No início da tarde do dia 4, a madrasta foi multada por excesso de velocidade. A infração foi registrada na ERS-472, em um trecho entre os municípios de Tenente Portela e Palmitinho. Graciele trafegava a 117 km/h e seguia em direção a Frederico Westphalen. O Comando Rodoviário da Brigada Militar (CRBM) disse que ela estava acompanhada do menino.

O pai registrou o desaparecimento do menino no dia 6, e a polícia começou a investigar o caso. No dia 14 de abril, o corpo do garoto foi localizado. Segundo as investigações da Polícia Civil, Bernardo foi morto com uma superdosagem de um sedativo e depois enterrado em uma cova rasa, na área rural de Frederico Westphalen.

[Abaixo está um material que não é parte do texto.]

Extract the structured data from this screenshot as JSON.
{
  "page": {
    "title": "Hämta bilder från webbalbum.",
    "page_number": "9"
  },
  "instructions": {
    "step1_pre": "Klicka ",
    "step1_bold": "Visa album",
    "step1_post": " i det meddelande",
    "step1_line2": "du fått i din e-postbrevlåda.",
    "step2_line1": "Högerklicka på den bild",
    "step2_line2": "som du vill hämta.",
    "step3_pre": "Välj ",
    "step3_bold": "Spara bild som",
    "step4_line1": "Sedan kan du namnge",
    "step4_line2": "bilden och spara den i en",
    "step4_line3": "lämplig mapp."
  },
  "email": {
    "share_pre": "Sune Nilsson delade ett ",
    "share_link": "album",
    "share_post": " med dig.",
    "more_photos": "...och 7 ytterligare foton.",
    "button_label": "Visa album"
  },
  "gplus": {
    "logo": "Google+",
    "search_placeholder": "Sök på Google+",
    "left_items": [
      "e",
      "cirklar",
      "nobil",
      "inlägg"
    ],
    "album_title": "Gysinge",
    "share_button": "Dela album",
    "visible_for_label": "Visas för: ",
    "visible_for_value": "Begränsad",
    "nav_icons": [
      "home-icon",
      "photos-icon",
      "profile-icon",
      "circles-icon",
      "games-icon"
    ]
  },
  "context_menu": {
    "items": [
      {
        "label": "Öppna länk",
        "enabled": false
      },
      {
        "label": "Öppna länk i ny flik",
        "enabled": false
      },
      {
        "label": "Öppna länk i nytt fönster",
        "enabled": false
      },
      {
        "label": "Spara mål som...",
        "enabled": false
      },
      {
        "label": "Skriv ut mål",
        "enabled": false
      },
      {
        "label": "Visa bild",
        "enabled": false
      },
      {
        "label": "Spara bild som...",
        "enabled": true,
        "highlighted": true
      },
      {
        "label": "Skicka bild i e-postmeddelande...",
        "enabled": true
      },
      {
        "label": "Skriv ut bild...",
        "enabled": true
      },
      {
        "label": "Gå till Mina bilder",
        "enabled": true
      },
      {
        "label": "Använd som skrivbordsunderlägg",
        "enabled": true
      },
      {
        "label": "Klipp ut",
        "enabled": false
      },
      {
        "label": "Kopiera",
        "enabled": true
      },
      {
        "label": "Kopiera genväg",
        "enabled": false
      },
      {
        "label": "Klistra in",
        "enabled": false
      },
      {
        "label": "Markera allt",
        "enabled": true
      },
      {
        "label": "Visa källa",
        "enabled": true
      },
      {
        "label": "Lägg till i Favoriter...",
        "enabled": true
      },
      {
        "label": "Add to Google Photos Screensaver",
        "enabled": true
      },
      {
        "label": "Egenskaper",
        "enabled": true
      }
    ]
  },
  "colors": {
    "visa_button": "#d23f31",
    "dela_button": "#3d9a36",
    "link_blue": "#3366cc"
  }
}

O inquérito apontou que Leandro Boldrini atuou no crime de homicídio e ocultação de cadáver como mentor, juntamente com Graciele. Ainda conforme a polícia, ele também auxiliou na compra do remédio em comprimidos, fornecendo a receita. Leandro e Graciele arquitetaram o plano, assim como a história para que tal crime ficasse impune, e contaram com a colaboração de Edelvania e Evandro, concluiu a investigação.